Publié le 8 février 2026 22h34. L’équipe nationale suisse de hockey sur glace aborde les Jeux olympiques de Milan-Cortina avec ambition, forte d’un effectif complet et d’un Roman Josi en pleine forme. Le premier match, jeudi contre la France, est considéré comme une étape cruciale pour lancer les espoirs de médaille.
- La Suisse se prépare intensivement pour ses débuts olympiques face à la France.
- Roman Josi, après avoir surmonté des blessures, affiche un excellent niveau de jeu.
- Patrick Fischer, l’entraîneur, peut compter sur l’ensemble de ses joueurs de la LNH.
L’équipe de Suisse se concentre pleinement sur les Jeux olympiques d’hiver de Milan, avec un premier test important qui l’attend jeudi face à la France. Cette rencontre, bien que contre un adversaire nominalement plus faible, est perçue comme un match charnière pour instaurer la confiance et préparer les échéances suivantes.
Les Suisses savent qu’une victoire contre les Français, qui s’appuient principalement sur l’ancien attaquant du ZSC Lions et des Canadiens de Montréal, Alexandre Texier, est quasiment indispensable. L’équipe helvétique nourrit de grandes ambitions pour ce tournoi.
Josi retrouve sa pleine forme
« Nous pouvons aborder le tournoi avec une bonne confiance en nous. Les favoris sont clairs, mais nous n’avons certainement pas à nous cacher », a déclaré Roman Josi. Le défenseur des Predators de Nashville, âgé de 35 ans, fait son retour en équipe nationale pour la première fois depuis la Coupe du monde 2024 et se présente aux Jeux olympiques dans une condition physique optimale.
Josi a été freiné par une commotion cérébrale de fin février à mi-avril 2025, puis par une blessure au haut du corps d’octobre à mi-novembre. Cependant, lors des 13 matchs précédant les Jeux olympiques, le capitaine de Nashville a accumulé 21 points. « J’ai commencé 2025 de manière malheureuse avec la blessure. Ensuite, j’ai eu besoin d’un peu de temps pour retrouver mes automatismes. Les choses s’améliorent de plus en plus ces derniers temps », a-t-il expliqué à Milan.
Un effectif de qualité supérieure
Patrick Fischer se réjouit de pouvoir compter à nouveau sur l’un de ses joueurs clés. L’entraîneur de l’équipe nationale, qui quittera ses fonctions après la Coupe du monde à domicile, affiche également une grande confiance avant le début du tournoi olympique : « Nous avons un système de jeu que tout le monde connaît.
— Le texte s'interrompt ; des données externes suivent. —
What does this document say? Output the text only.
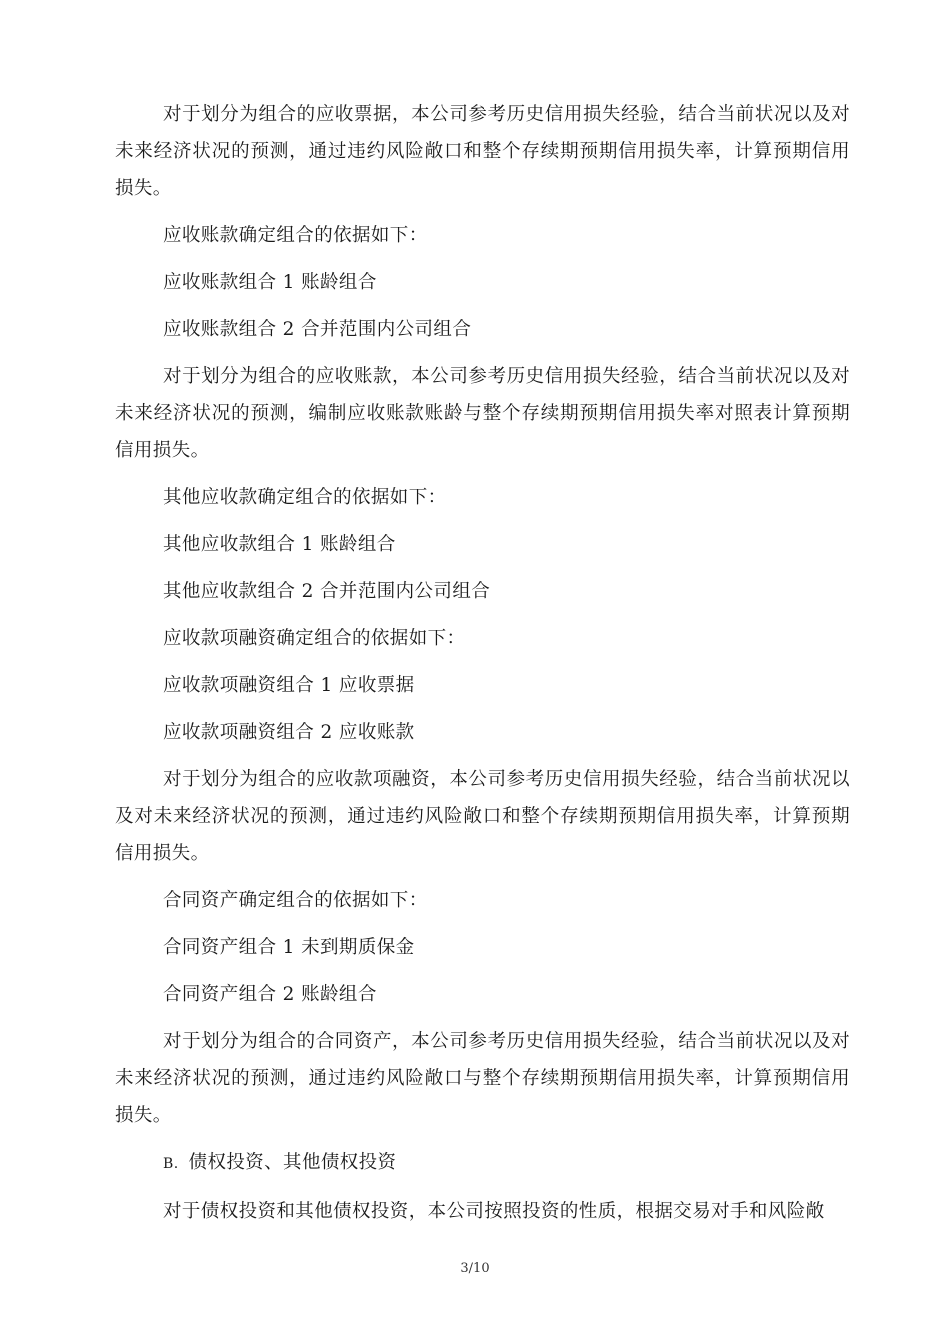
对于划分为组合的应收票据，本公司参考历史信用损失经验，结合当前状况以及对未来经济状况的预测，通过违约风险敞口和整个存续期预期信用损失率，计算预期信用损失。

应收账款确定组合的依据如下：

应收账款组合 1 账龄组合

应收账款组合 2 合并范围内公司组合

对于划分为组合的应收账款，本公司参考历史信用损失经验，结合当前状况以及对未来经济状况的预测，编制应收账款账龄与整个存续期预期信用损失率对照表计算预期信用损失。

其他应收款确定组合的依据如下：

其他应收款组合 1 账龄组合

其他应收款组合 2 合并范围内公司组合

应收款项融资确定组合的依据如下：

应收款项融资组合 1 应收票据

应收款项融资组合 2 应收账款

对于划分为组合的应收款项融资，本公司参考历史信用损失经验，结合当前状况以及对未来经济状况的预测，通过违约风险敞口和整个存续期预期信用损失率，计算预期信用损失。

合同资产确定组合的依据如下：

合同资产组合 1 未到期质保金

合同资产组合 2 账龄组合

对于划分为组合的合同资产，本公司参考历史信用损失经验，结合当前状况以及对未来经济状况的预测，通过违约风险敞口与整个存续期预期信用损失率，计算预期信用损失。

B. 债权投资、其他债权投资

对于债权投资和其他债权投资，本公司按照投资的性质，根据交易对手和风险敞

3/10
Maintenant, il s’agit pour les joueurs de se souvenir de ce système, de réfléchir aux détails et de retrouver les automatismes. L’important est que nous nous améliorions chaque jour », a déclaré le technicien zougois de 50 ans.
Contrairement aux Coupes du monde précédentes, Fischer peut s’appuyer sur tous ses joueurs de la LNH à Milan. Cette disponibilité a considérablement augmenté la qualité de l’effectif, selon l’entraîneur. « Il y a une vitesse incroyable. Surtout les joueurs qui évoluent en Suisse n’y sont pas tellement habitués. »
Le rêve d’une médaille olympique
Outre Josi, Nico Hischier et Nino Niederreiter apportent également une vitesse considérable sur la glace. Bien qu’il s’agisse d’une première olympique pour Hischier et la plupart des autres membres de l’équipe, Niederreiter (comme Josi) était déjà présent à Sotchi en 2014. Depuis, le hockey sur glace suisse a considérablement évolué, selon Niederreiter. « Maintenant, nous avons l’opportunité de réaliser quelque chose de grand. Gagner une médaille olympique est un rêve immense. »
L’attaquant expérimenté de Winnipeg est conscient que la route vers une médaille sera semée d’embûches. Toutes les équipes pourront compter sur leurs meilleurs éléments. Le Canada, deuxième adversaire de la Suisse vendredi, regorge de stars de la LNH. Il ne faudra pas non plus sous-estimer les Tchèques, emmenés par les superstars David Pastrnak (Bruins de Boston) et Martin Necas (Avalanche du Colorado), que l’équipe nationale affrontera en fin de phase de groupes.